Article Text
Abstract
Background Current policies do not support screening for future dementia among apparently healthy individuals. This is due to the lack of certainty of the clinical outcome and effective interventions. Numerous dementia risk models have been developed, currently, all within the research setting only. Studies have shown impairment in multiple cognitive domains several years before a clinical diagnosis of dementia.
Methods We examined the utility of an extensive battery assessing a range of specific cognitive abilities as well as a composite global score, to predict dementia. Dementia outcomes were ascertained using electronic health record linkage in 8581 individuals (aged 48–92 years) taking part in the EPIC-Norfolk study. Participants were followed for 15 years (2004–2019). Risk of dementia was estimated using Cox proportional hazard models adjusting for sociodemographic, lifestyle and health variables, evaluating discriminative accuracy of the models by analysing receiver operating characteristic (ROC) curves.
Results Poor cognition was predictive of incident dementia, even after adjustment for co-variates. Those with a poor performance score for global cognition (bottom 10%) were almost four times as likely to get a dementia diagnosis than those who performed well (HR=3.51 (95%CI 2.61, 4.71) P<0.001). Associations were observed for specific as well as global cognitive abilities. The test for episodic (verbal) memory outperformed other tests and was comparable to global cognition scores. Poor cognition in four or more tests was associated with 10-fold increased risk of developing dementia compared to those not performing poorly in any test (HR=10.82 (95% CI 6.85, 17.10) P<0.001)). Cognitive measures strengthen prediction models of dementia (AUC = 0.85 (95%CI 0.82, 0.87) P<0.001).

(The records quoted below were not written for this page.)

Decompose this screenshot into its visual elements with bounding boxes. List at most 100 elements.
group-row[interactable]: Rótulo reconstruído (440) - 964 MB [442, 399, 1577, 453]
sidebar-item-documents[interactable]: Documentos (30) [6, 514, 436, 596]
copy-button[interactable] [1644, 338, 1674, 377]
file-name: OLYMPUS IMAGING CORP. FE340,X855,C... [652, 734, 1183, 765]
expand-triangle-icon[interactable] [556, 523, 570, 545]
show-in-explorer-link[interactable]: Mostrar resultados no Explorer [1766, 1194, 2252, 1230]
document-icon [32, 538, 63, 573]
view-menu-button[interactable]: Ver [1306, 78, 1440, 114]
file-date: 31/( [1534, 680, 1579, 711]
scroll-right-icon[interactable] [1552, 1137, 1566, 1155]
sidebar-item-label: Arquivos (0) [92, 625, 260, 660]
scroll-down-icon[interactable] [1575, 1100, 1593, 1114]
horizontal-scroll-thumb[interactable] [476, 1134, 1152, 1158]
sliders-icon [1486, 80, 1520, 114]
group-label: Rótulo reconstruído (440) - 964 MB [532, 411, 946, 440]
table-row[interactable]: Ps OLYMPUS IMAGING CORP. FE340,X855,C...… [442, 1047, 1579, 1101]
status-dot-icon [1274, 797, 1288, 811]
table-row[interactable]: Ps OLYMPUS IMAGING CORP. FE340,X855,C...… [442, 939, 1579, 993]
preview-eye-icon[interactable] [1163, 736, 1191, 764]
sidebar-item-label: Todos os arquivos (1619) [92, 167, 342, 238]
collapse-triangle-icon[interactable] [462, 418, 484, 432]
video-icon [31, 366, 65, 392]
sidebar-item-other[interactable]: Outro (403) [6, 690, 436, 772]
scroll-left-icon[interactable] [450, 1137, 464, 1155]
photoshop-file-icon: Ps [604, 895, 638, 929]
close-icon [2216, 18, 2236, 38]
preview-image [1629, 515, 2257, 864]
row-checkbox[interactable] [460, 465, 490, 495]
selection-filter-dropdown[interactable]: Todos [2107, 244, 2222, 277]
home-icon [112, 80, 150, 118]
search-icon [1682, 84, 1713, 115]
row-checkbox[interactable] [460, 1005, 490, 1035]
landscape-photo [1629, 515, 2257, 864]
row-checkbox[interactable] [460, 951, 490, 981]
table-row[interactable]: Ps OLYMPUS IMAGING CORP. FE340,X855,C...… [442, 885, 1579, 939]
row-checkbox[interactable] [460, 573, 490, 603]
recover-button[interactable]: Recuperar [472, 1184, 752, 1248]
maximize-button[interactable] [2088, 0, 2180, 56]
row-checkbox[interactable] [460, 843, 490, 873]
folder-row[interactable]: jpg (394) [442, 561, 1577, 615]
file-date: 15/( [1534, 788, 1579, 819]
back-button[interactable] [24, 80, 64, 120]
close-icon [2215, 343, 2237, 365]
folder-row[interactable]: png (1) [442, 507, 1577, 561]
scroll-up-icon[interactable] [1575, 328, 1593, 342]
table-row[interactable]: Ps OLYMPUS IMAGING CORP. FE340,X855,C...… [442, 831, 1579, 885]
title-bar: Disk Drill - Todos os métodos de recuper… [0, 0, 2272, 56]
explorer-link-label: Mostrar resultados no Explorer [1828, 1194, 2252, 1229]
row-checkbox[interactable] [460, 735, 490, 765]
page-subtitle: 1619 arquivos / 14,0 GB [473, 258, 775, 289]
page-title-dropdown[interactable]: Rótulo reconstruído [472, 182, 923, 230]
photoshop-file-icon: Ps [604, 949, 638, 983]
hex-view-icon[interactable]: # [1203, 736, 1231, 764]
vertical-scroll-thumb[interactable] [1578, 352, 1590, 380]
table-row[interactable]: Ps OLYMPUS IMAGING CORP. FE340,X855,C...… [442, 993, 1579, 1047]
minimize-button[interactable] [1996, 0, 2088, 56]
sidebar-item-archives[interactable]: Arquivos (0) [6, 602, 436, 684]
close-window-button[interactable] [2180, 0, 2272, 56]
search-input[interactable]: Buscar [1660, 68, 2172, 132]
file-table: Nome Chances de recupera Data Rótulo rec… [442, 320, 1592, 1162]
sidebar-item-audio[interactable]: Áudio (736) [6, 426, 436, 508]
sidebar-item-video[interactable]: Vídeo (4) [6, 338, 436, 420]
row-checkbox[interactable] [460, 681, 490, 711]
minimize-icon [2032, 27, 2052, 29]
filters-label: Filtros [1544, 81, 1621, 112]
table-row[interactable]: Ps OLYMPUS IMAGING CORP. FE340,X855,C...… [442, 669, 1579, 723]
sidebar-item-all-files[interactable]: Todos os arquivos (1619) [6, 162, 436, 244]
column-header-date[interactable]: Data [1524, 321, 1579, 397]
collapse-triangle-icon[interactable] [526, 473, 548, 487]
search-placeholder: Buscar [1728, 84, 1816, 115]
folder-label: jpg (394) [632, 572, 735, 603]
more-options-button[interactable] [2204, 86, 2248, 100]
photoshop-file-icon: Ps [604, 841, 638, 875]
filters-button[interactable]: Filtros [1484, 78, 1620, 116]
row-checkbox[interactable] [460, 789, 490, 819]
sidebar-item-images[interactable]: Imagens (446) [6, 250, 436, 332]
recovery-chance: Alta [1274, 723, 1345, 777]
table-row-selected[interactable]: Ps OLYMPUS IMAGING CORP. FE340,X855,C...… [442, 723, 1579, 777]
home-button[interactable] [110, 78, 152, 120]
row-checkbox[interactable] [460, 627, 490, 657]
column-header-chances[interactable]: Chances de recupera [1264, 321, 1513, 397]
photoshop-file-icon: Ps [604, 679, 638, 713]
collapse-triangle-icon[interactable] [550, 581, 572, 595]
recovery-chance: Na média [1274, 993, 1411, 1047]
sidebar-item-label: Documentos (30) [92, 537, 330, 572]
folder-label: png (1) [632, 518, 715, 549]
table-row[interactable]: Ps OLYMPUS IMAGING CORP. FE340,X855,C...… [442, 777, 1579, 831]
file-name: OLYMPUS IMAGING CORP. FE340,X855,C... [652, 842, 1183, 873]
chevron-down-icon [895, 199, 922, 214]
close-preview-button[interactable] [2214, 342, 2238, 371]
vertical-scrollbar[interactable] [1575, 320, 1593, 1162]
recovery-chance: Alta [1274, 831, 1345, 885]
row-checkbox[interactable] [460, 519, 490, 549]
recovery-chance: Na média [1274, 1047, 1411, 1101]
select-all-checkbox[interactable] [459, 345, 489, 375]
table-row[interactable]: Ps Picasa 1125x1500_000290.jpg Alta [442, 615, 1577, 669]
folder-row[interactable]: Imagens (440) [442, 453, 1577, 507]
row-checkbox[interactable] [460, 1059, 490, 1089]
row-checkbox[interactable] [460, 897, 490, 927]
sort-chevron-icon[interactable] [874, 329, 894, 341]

Discussion This study provides further insight on poor cognition predicting future dementia. This association was observed for global cognition and specific abilities, particularly for verbal episodic memory. Impairment occurs in multiple domains several years prior to a clinical diagnosis, and the more pervasive and greater the variability, the higher the risk of dementia. Deficits across multiple domains predict over and above individual test scores.